Shaw: Increase in cost of residence halls is unfair to students

UI asked the Board of Regents to permit a housing a dining rate increase. It is unfair to students and treats them as expendable financial objects rather than real college kids who already struggle to make ends meet.


Ashley Morris

Hillcrest as seen on Tuesday, Oct. 3, 2017. Hillcrest is one of the University of Iowa’s Residence Halls.

Nichole Shaw, Opinions Columnist

The University of Iowa requested on Feb. 28 that the state Board of Regents permit an increase in residence hall living and dining-hall meal-plan rates. The increase would be 2 percent for all but one standard room plan. This increase seems to be a push on the administration’s part to produce more revenue for the school in an estimated student occupancy decrease from 95.2 percent to 91.3 percent.

While it is understandable that the university wants to make more money in a projected decrease of student occupancy in the dorms, the increase for room and meal plans is unacceptable and affects students struggling to pay for the pricey housing and dining plans they have now.

Around 95 percent of first-year UI students choose to live on campus, according to undergraduate admissions. Many students choose to live in the residence halls their first year because most students come from places other than Iowa City and would not be privy to apartment showings or have a general knowledge of the area and real estate.

RELATED: UI requests to increase price tag on living in residence halls

The current rates for the cheapest housing option, a double room with air, ranges from $6,252 to $7,956 depending on the residence hall one chooses to live in. That’s $625.20 to $795.60 per month for the 10 months students are enrolled for a single academic school year.

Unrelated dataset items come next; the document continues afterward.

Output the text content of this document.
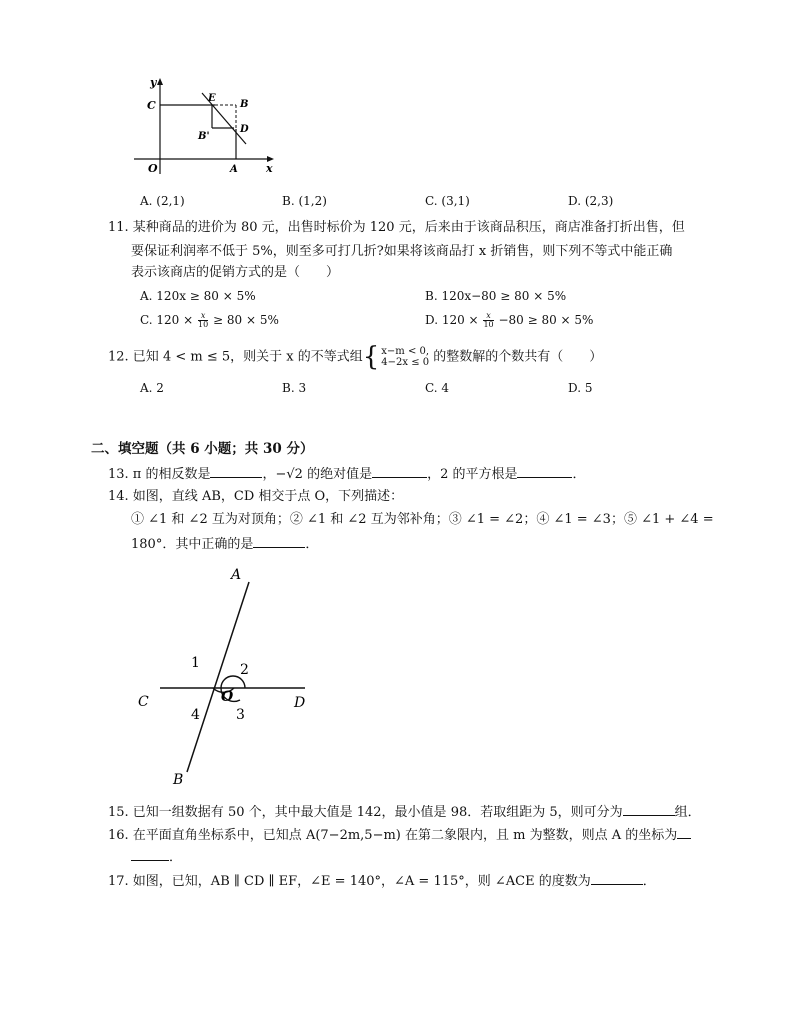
y
C
E
B
B'
D
O	A	x
A. (2,1)	B. (1,2)	C. (3,1)	D. (2,3)
11. 某种商品的进价为 80 元，出售时标价为 120 元，后来由于该商品积压，商店准备打折出售，但
要保证利润率不低于 5%，则至多可打几折?如果将该商品打 x 折销售，则下列不等式中能正确
表示该商店的促销方式的是（　　）
A. 120x ≥ 80 × 5%	B. 120x−80 ≥ 80 × 5%
C. $120 \times \frac{x}{10} \ge 80 \times 5\%$	D. $120 \times \frac{x}{10} -80 \ge 80 \times 5\%$
12. 已知 4 < m ≤ 5，则关于 x 的不等式组{ x−m < 0,
4−2x ≤ 0 的整数解的个数共有（　　）
A. 2	B. 3	C. 4	D. 5
二、填空题（共 6 小题；共 30 分）
13. π 的相反数是	，−√2 的绝对值是	，2 的平方根是	．
14. 如图，直线 AB，CD 相交于点 O，下列描述：
① ∠1 和 ∠2 互为对顶角；② ∠1 和 ∠2 互为邻补角；③ ∠1 = ∠2；④ ∠1 = ∠3；⑤ ∠1 + ∠4 =
180°．其中正确的是	．
A
B
C	D
O
1	2
3
4
15. 已知一组数据有 50 个，其中最大值是 142，最小值是 98．若取组距为 5，则可分为	组．
16. 在平面直角坐标系中，已知点 A(7−2m,5−m) 在第二象限内，且 m 为整数，则点 A 的坐标为
．
17. 如图，已知，AB ∥ CD ∥ EF，∠E = 140°，∠A = 115°，则 ∠ACE 的度数为	．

That’s a high price tag, and it doesn’t include the required meal plan each dorm resident must purchase — the cheapest being the black meal plan at $3,344 for an academic year.

There shouldn’t be a request to exploit students’ finances even more if there are plans in place to increase occupancy.”

To increase those prices by 2 percent would put a financial strain on students who struggle to pay the expensive costs of living in the dorms today. As a Catlett resident, I can attest to the overwhelming cost that living in the dorms has subjected me to, even with the help of scholarships and grant awards. It’s why I’ve chosen to live in an apartment for the next academic school year and attend the UI with essentially a full ride, whereas this year I had to pay around $5,000 for housing and dining plans I am enrolled in.

RELATED: UI Housing & Dining plans to improve residence-hall living

The cost to live in the dorms with a required meal plan are too demanding of students’ financial capacity to support themselves in their plight to further their education and attain extensive career knowledge and experience. There are other ways to increase revenue for the school rather than increasing housing and dining rates when tuition rates for those same students are being hiked for the next few years. It is important for the university to support students financially and not just focus on the promotion of the University of Iowa.

UI officials said they have plans in place to increase on-campus occupancy. If that is a goal for the university, the increase in housing and dining rates will definitely not be an incentive for students to choose to stay in the dorms when they can live somewhere else for significantly less money.

Increasing student occupancy in the dorms while keeping the same pricing for room and meal plans that are currently in place would increase revenue for the university. There shouldn’t be a request to exploit students’ finances even more if there are plans in place to increase occupancy.